A Call to All Who Would Shape the Future of Trust
None of this happens automatically. Just as a mycelial network grows slowly, node by node, through mutual exchange, the Reputation Movement will grow through the contributions of many hands and minds. This chapter is both an endgame and a beginning. It is an endgame in that we have laid out the ultimate vision: REP as a new nexus of human-AI coordination, a mycelium of trust spanning the globe. But it is a beginning because now comes the real work — turning manifesto into reality. And for that, we issue a call to action to all who share our conviction that the future of the internet hinges on trust.
Developers
We call on you to build this. Code the smart contracts, the APIs, the front-end interfaces that will make reputation data accessible and actionable. Innovate new algorithms for measuring trustworthiness, respecting privacy and context. Help us create the tooling so that any application — from marketplaces to social networks to AI platforms — can plug into REP and immediately tap into the ledger of trust.
Creators & Community Leaders
We call on you to nurture the culture around REP. Use the protocol in your communities, experiment with its programmability to define reputation in ways that reflect your values (be it in open-source projects, DAOs, content platforms, or local groups). Educate your peers on the importance of guarding one’s digital reputation and rewarding integrity.
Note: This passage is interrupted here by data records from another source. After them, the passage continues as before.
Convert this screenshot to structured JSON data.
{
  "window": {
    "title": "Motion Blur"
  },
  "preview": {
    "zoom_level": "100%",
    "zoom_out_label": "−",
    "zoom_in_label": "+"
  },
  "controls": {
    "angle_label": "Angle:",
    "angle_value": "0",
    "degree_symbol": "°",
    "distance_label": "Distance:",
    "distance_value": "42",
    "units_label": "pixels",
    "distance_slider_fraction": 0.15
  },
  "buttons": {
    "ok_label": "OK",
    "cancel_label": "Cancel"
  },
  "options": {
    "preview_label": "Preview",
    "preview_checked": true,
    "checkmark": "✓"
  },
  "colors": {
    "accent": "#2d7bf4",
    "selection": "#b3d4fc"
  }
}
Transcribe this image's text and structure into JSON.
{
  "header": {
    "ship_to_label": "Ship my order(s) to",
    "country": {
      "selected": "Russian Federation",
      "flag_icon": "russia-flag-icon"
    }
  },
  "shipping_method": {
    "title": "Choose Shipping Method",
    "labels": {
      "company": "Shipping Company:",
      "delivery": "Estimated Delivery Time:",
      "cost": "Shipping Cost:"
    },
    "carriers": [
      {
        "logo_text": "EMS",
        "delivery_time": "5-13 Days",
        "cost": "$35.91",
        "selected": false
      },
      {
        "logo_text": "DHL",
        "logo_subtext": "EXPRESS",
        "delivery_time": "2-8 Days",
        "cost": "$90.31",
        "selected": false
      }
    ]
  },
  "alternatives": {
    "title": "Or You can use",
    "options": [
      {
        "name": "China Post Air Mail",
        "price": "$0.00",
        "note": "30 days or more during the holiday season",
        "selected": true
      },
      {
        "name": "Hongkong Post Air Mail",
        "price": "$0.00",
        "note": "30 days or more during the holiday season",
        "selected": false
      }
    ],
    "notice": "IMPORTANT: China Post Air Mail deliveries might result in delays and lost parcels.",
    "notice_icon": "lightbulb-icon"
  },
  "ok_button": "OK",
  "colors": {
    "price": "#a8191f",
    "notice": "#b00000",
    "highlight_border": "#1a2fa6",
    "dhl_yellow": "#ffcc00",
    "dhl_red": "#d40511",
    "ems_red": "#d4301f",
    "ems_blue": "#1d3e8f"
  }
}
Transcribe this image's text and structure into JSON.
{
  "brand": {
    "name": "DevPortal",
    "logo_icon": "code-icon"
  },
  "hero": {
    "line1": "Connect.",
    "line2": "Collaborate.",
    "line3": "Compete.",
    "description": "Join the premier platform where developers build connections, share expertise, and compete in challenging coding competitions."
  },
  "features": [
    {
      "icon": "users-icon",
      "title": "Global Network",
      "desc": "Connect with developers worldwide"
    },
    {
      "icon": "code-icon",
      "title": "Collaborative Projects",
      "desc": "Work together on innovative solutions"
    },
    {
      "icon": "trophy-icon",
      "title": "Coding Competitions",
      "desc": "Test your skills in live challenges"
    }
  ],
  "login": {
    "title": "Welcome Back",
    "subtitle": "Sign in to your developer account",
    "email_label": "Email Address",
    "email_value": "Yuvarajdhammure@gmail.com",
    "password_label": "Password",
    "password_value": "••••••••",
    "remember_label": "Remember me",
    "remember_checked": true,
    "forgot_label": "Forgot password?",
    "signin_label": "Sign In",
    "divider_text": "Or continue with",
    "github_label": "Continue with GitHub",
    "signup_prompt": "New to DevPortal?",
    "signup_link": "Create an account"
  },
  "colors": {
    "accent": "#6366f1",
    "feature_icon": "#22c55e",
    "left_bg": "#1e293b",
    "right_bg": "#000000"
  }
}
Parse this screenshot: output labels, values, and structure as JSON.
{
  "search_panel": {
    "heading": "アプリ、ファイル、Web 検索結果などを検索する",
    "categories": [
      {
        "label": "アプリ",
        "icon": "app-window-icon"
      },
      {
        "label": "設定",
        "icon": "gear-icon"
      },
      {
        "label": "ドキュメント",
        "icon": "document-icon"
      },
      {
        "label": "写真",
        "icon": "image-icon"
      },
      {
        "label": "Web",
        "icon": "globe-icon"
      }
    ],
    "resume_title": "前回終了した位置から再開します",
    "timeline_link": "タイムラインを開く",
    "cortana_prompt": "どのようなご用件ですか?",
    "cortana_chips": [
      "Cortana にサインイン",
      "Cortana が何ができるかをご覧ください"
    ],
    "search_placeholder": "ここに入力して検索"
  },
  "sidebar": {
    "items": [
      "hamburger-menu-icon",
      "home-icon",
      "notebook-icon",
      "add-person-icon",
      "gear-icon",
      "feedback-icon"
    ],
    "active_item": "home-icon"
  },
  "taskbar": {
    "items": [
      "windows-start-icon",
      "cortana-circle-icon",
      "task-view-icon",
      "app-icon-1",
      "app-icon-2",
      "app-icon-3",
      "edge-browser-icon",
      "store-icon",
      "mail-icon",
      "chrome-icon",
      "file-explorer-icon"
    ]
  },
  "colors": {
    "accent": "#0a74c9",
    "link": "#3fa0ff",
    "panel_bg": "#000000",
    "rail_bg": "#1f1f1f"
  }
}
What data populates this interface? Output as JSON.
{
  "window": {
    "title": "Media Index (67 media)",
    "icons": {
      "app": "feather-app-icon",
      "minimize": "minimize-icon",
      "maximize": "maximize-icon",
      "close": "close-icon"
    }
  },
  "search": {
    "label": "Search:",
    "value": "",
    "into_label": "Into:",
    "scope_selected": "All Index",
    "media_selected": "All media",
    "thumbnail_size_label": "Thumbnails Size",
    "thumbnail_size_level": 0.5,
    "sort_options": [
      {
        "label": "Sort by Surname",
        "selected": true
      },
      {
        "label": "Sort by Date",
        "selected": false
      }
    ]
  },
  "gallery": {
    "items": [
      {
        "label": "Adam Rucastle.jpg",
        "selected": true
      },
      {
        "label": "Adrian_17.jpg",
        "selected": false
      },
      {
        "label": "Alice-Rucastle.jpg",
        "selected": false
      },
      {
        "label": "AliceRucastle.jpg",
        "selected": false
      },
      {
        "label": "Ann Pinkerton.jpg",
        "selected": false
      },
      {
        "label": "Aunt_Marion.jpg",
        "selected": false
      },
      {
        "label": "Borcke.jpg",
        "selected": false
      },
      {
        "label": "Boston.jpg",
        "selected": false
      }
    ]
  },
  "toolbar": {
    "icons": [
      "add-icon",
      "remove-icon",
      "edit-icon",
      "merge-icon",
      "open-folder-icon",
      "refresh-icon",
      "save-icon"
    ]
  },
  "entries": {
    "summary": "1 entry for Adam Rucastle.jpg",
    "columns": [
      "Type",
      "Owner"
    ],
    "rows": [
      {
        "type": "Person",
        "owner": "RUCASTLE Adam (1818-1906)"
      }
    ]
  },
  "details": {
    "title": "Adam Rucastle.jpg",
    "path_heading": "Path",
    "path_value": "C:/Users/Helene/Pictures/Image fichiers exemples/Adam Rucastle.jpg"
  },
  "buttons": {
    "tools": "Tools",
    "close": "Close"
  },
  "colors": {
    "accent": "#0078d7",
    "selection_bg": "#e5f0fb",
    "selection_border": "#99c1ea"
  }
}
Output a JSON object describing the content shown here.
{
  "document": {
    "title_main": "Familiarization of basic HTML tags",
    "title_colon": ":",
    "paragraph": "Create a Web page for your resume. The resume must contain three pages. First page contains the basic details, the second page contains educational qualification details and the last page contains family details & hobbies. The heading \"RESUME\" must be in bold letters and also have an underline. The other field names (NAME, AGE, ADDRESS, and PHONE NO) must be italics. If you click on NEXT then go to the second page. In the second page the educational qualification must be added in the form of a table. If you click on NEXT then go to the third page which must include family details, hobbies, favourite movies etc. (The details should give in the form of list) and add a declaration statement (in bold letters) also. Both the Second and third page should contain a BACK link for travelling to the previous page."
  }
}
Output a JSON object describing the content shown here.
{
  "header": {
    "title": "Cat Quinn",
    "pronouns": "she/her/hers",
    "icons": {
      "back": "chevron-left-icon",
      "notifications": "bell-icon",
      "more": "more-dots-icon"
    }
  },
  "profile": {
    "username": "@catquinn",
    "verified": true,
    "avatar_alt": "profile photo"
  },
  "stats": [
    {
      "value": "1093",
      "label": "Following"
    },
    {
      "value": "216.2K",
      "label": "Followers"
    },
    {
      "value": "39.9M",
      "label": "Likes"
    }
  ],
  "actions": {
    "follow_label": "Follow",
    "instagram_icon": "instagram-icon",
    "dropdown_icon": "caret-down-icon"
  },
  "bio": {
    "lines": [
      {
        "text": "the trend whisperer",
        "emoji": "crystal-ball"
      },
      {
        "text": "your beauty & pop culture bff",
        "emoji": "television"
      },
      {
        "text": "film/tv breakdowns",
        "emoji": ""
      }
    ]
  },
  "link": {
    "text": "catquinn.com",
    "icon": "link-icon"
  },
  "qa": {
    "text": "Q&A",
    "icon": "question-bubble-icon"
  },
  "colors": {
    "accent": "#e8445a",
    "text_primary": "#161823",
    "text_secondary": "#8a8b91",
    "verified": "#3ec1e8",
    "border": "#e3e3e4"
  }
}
Culture is as important as code; a reputation system works only if people embrace fairness, transparency, and continuous feedback.
AI Researchers & Engineers
We call on you to integrate REP into the coming wave of intelligent agents. As AI becomes ubiquitous, ensure that our AIs are not launched into the wild with no grounding in human norms. Program them to check the REP ledger — to verify sources, to build “honor scores” for their own actions, to refuse commands that would damage their long-term reputation. Aligning AI with human values may be an immense challenge, but a decentralized reputation framework gives us a powerful tool in that quest.
Be a point of connection.
REP is a return to authenticity, a bridge back to the community-driven reputation we lost, but forged anew in blockchain steel. It is the collective memory of the tribe, upgraded for the 21st century — an immutable ledger of trust, scaled to billions, owned by no one and everyone.